I used to struggle managing my money. It requires fingers from both hands – and probably my toes as well – to count the number of financial crises I’ve found myself in. I’ve missed payments of rent, my credit cards, had to pawn jewellery for some quick cash, have tried payday loans – even had a prepayment electricity meter installed in one property a number of years ago because I’d been so bad at managing my energy accounts.

Now I’m back on track and have a pretty solid grip of my accounts and budgeting, but my past experiences are part of the reason why I started this blog – to offer tips and advice to others who’ve found themselves struggling to manage money.

So trust me when I say I’ve been there and know how scary it can be facing financial ruin.

money worries

This article will explore the options available for anyone unlucky enough to find themself in a pretty ropy situation financially – especially hard at this time of year.

Face the Truth and Prioritise Your Debts

It can be hard, but you need to make a list of everything you owe and make contact with the people you owe the money to and see what payment plans they can offer you. It’s also worth making a list of the most important debts (and by that I mean the ones you can wind up in prison for not paying, or can result in you losing your home) and get these paid off first, over the ones that won’t result in prison or the loss of your home. An example of a few debts that you should prioritise include: your mortgage; income tax or VAT arrears; TV licence; court fines; council tax arrears.

Debt Relief Order (England and Wales)

Anyone can apply for a debt relief order, but you have to meet certain criteria to prove you genuinely cannot afford to pay back your debts.
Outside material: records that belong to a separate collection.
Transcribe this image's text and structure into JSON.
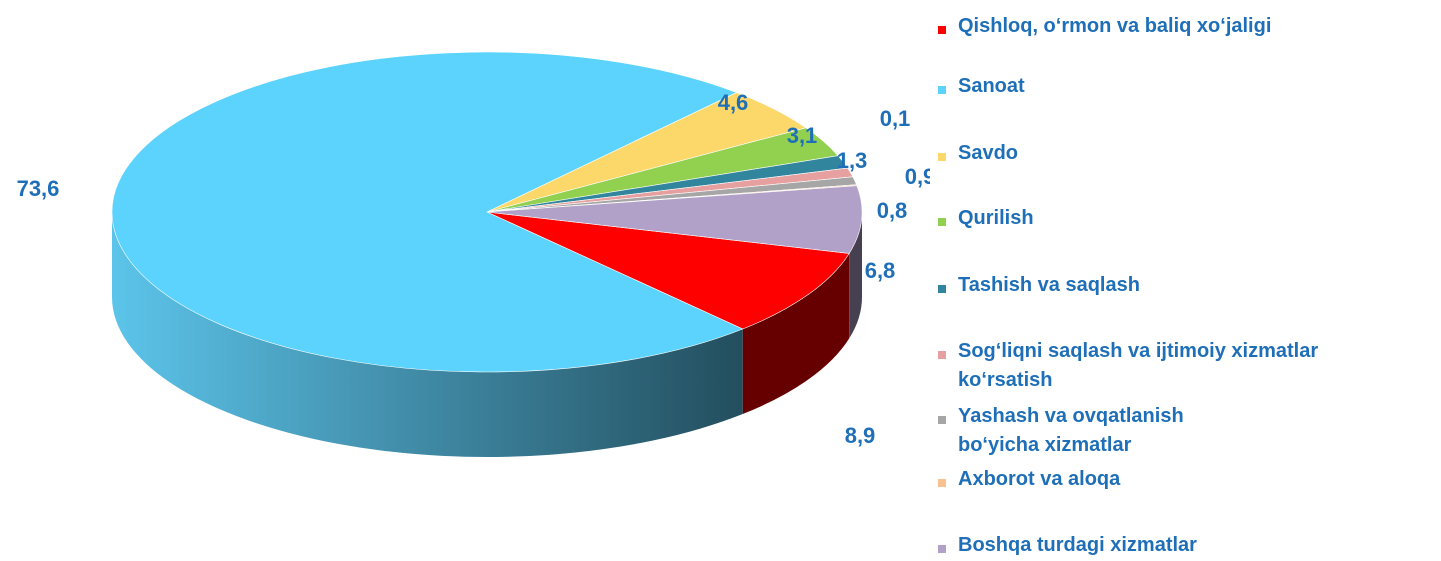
{
  "chart_data": {
    "type": "pie3d",
    "categories": [
      "Qishloq, o‘rmon va baliq xo‘jaligi",
      "Sanoat",
      "Savdo",
      "Qurilish",
      "Tashish va saqlash",
      "Sog‘liqni saqlash va ijtimoiy xizmatlar ko‘rsatish",
      "Yashash va ovqatlanish bo‘yicha xizmatlar",
      "Axborot va aloqa",
      "Boshqa turdagi xizmatlar"
    ],
    "values": [
      8.9,
      73.6,
      4.6,
      3.1,
      1.3,
      0.9,
      0.8,
      0.1,
      6.8
    ],
    "value_labels": [
      "8,9",
      "73,6",
      "4,6",
      "3,1",
      "1,3",
      "0,9",
      "0,8",
      "0,1",
      "6,8"
    ],
    "colors": [
      "#ff0000",
      "#5bd3fc",
      "#fcd86a",
      "#92d050",
      "#31859c",
      "#e6a0a0",
      "#a6a6a6",
      "#fac090",
      "#b1a0c7"
    ],
    "legend": "right"
  }
}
If your application is successful it means the people you owe money to can’t try to recover it from you without the court’s permission, and debts are usually cancelled after 12 months.

This does sound a little too good to be true for most people, and it is, as a debt relief order is only offered in extreme circumstances. For example, you have to prove you have less than £50 spare income each month, and that you have less than £300 in assets.
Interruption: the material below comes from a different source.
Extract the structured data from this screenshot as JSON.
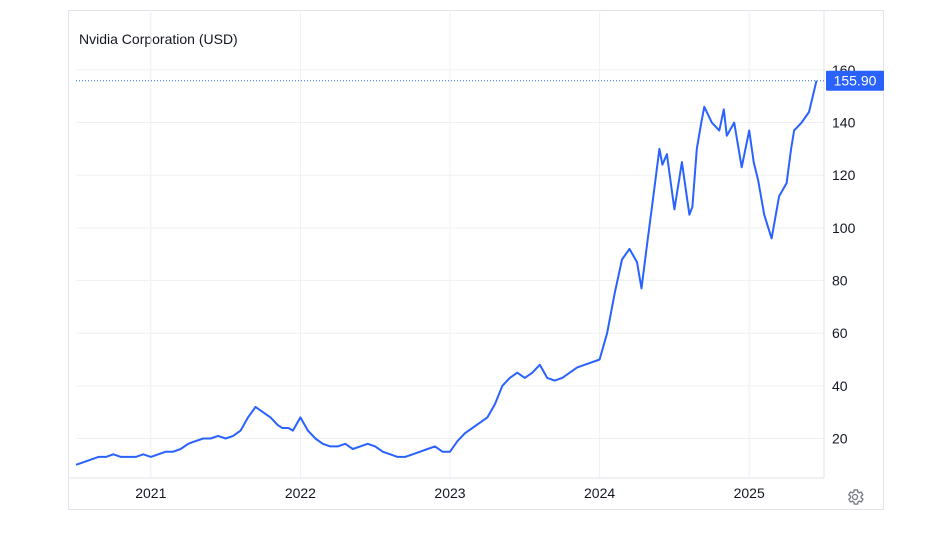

You also have to have lived or worked in England or Wales within the last 3 years, so that may rule out many Scottish residents of the UK.

Trust Deeds and Sequestration (Scotland)

A trust deed is available for anyone really struggling to clear their debts, and allows you to write off a large portion of it and instead make affordable monthly repayments, meaning you could be debt free within a few years. There are certain criteria you need to prove to qualify for a trust deed, and you need to apply via a trusted and reputable debt management company, such as Scotland’s Trust Deed.

Sequestration (or bankruptcy as it’s perhaps better known) is an option for Scottish residents, and is available for those who are unable to pay off debts they can’t afford. Like with the DRO available in England and Wales, a successful application would mean any requests for repayments or interest on your debts will be stopped. However, it also means you have to give up any assets you own, and often these are sold and the money given to the people you owe money to.  If you have a job, you may be required to make monthly payments to help clear the debt. Sequestration normally lasts for a period of 12 months, and after this time the debts are cancelled.

There are numerous advantages and disadvantages to sequestration, and it’s definitely worth seeking further advice and for a reputable debt management company before you make the decision to apply.